More parameters per token of compute, paid for in plumbing
In a dense transformer, parameter count and per-token compute are the same knob: each token's forward pass multiplies through every weight. Scaling laws say more parameters means lower loss, but they also mean every single token — including "the" — pays the full price of the entire model.
That coupling is a design choice, not a law. Your brain does not light up entirely to parse a comma. The first-principles question: can a model hold a trillion parameters while each token uses only a small, relevant fraction of them? Mixture of Experts answers yes, by making the network conditional.
Take the transformer's MLP block (which holds roughly two-thirds of the parameters) and replace it with E parallel copies — the experts. A tiny linear layer, the router, scores each token against each expert and sends the token to the top-k (typically k = 1 or 2). The token's output is the weighted sum of its chosen experts; the other E − k experts do nothing for this token.
The router picks two of four experts. Parameters scale with E; per-token compute scales with k.
The arithmetic is the point. Mixtral 8×7B holds ~47B parameters but activates ~13B per token; Switch Transformer pushed past a trillion parameters at the compute of a few billion. Loss tracks something between active and total parameters — you buy real quality with parameters you do not pay for per token.
Train the router naively and a rich-get-richer loop appears. An expert that happens to receive slightly more traffic early trains slightly faster, so the router prefers it more, so it trains faster still.
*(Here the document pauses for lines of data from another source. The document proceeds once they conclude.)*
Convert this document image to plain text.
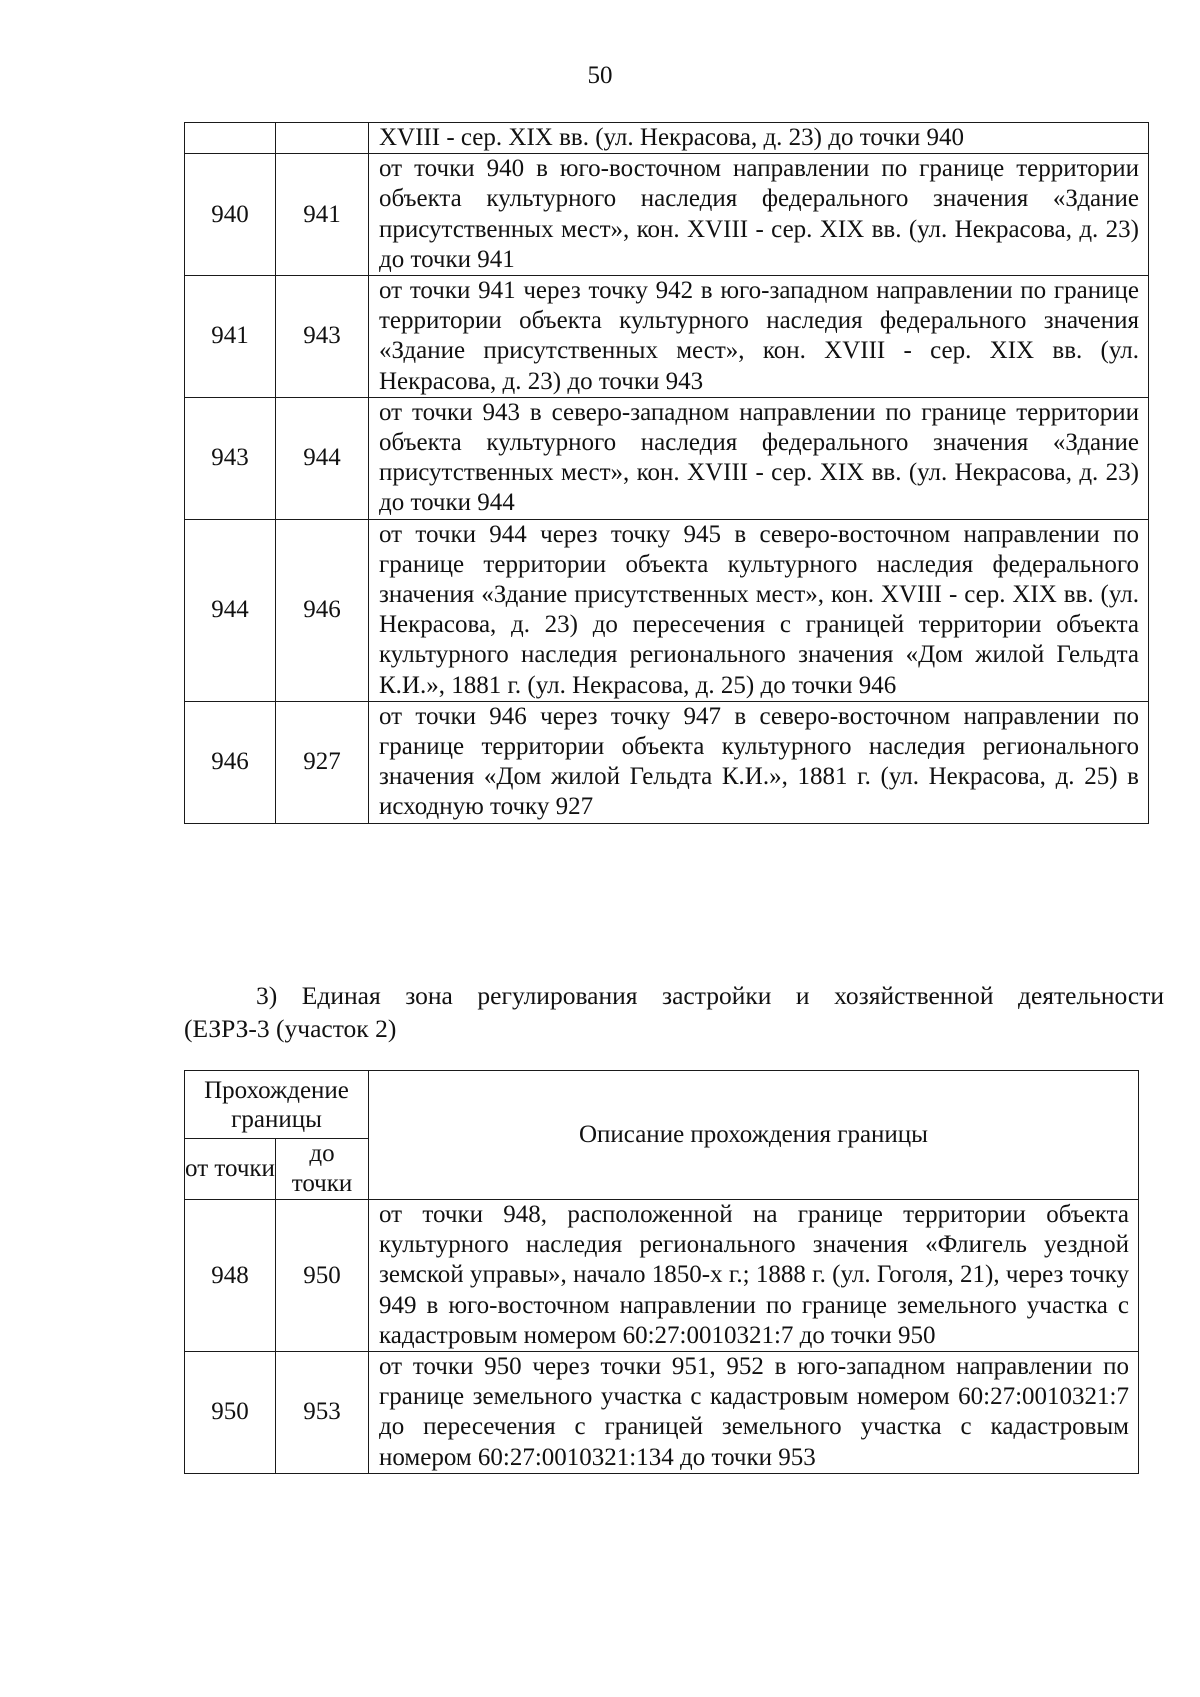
50
		XVIII - сер. XIX вв. (ул. Некрасова, д. 23) до точки 940
940	941	от точки 940 в юго-восточном направлении по границе территории объекта культурного наследия федерального значения «Здание присутственных мест», кон. XVIII - сер. XIX вв. (ул. Некрасова, д. 23) до точки 941
941	943	от точки 941 через точку 942 в юго-западном направлении по границе территории объекта культурного наследия федерального значения «Здание присутственных мест», кон. XVIII - сер. XIX вв. (ул. Некрасова, д. 23) до точки 943
943	944	от точки 943 в северо-западном направлении по границе территории объекта культурного наследия федерального значения «Здание присутственных мест», кон. XVIII - сер. XIX вв. (ул. Некрасова, д. 23) до точки 944
944	946	от точки 944 через точку 945 в северо-восточном направлении по границе территории объекта культурного наследия федерального значения «Здание присутственных мест», кон. XVIII - сер. XIX вв. (ул. Некрасова, д. 23) до пересечения с границей территории объекта культурного наследия регионального значения «Дом жилой Гельдта К.И.», 1881 г. (ул. Некрасова, д. 25) до точки 946
946	927	от точки 946 через точку 947 в северо-восточном направлении по границе территории объекта культурного наследия регионального значения «Дом жилой Гельдта К.И.», 1881 г. (ул. Некрасова, д. 25) в исходную точку 927
3) Единая зона регулирования застройки и хозяйственной деятельности
(ЕЗРЗ-3 (участок 2)
Прохождение границы		Описание прохождения границы
от точки	до точки	
948	950	от точки 948, расположенной на границе территории объекта культурного наследия регионального значения «Флигель уездной земской управы», начало 1850-х г.; 1888 г. (ул. Гоголя, 21), через точку 949 в юго-восточном направлении по границе земельного участка с кадастровым номером 60:27:0010321:7 до точки 950
950	953	от точки 950 через точки 951, 952 в юго-западном направлении по границе земельного участка с кадастровым номером 60:27:0010321:7 до пересечения с границей земельного участка с кадастровым номером 60:27:0010321:134 до точки 953
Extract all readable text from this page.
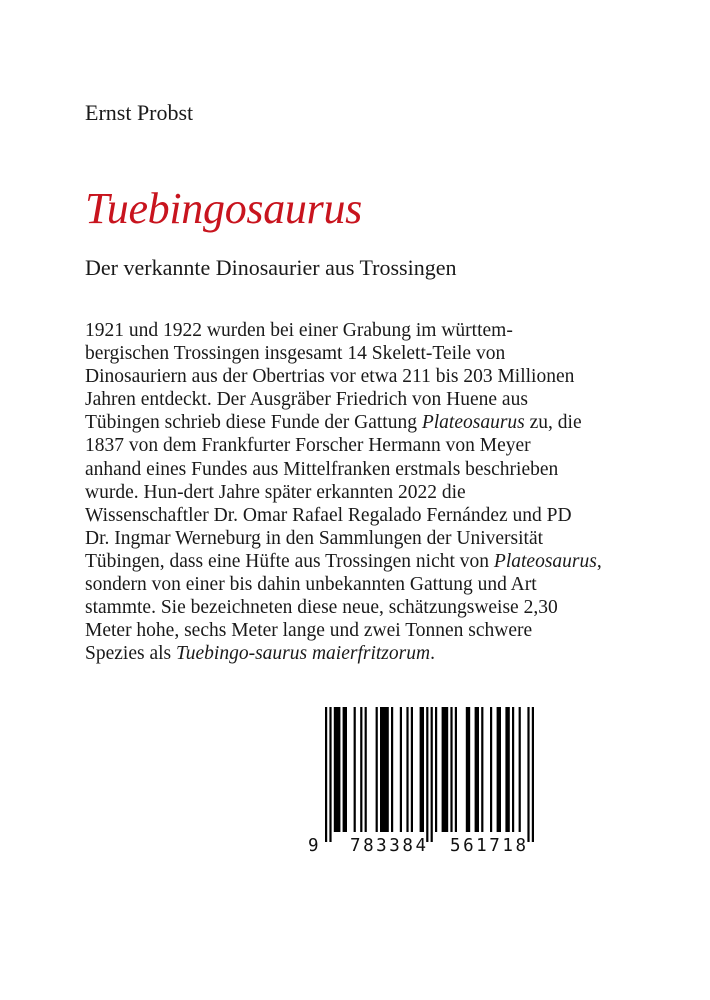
Ernst Probst
Tuebingosaurus
Der verkannte Dinosaurier aus Trossingen

1921 und 1922 wurden bei einer Grabung im württem-
bergischen Trossingen insgesamt 14 Skelett-Teile von
Dinosauriern aus der Obertrias vor etwa 211 bis 203 Millionen
Jahren entdeckt. Der Ausgräber Friedrich von Huene aus
Tübingen schrieb diese Funde der Gattung Plateosaurus zu, die
1837 von dem Frankfurter Forscher Hermann von Meyer
anhand eines Fundes aus Mittelfranken erstmals beschrieben
wurde. Hun-dert Jahre später erkannten 2022 die
Wissenschaftler Dr. Omar Rafael Regalado Fernández und PD
Dr. Ingmar Werneburg in den Sammlungen der Universität
Tübingen, dass eine Hüfte aus Trossingen nicht von Plateosaurus,
sondern von einer bis dahin unbekannten Gattung und Art
stammte. Sie bezeichneten diese neue, schätzungsweise 2,30
Meter hohe, sechs Meter lange und zwei Tonnen schwere
Spezies als Tuebingo-saurus maierfritzorum.

9 783384 561718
Within a few thousand steps most experts are dead weight and one or two are doing everything — you have paid for E experts and obtained a dense model with extra steps.
The standard fix is a load-balancing auxiliary loss: penalise the product of each expert's routed-token fraction fi and its mean router probability pi, summed over experts.
This is minimised when traffic is uniform, and it nudges the router toward using everyone (DeepSeek-V3 manages with a gentler bias-adjustment scheme instead, but the problem it solves is the same). The tradeoff: the auxiliary loss fights the main loss — perfectly balanced routing is generally not the loss-minimising routing.
| Cost | Why it appears |
|---|---|
| Memory | All E experts must sit in accelerator memory even though k are used per token. FLOPs are sparse; VRAM is dense. Serving MoE means serving the full parameter count. |
| All-to-all communication | Experts are sharded across devices, and each token must physically travel to its experts and back — two all-to-all exchanges per MoE layer, every layer, latency-bound and hard to overlap. |
| Training instability | Routing is a discrete decision trained with continuous gradients; small logit changes flip token assignments. Symptoms: loss spikes, dropped tokens when an expert's capacity buffer overflows. Mitigations: capacity factors, router z-loss, careful precision. |
| Fine-tuning friction | Sparse models overfit small datasets more readily, and balanced routing can degrade when the data distribution narrows. |
Despite the name, experts rarely specialise by human topic. Inspection shows specialisation by token identity and shallow syntax (one expert receives punctuation, another numerals) more often than by semantics. The honest claim is not "a biology expert and a law expert"; it is that conditional computation gives the model more parameters of capacity wherever the router finds it useful. The router is doing dimensionality allocation, not curriculum design.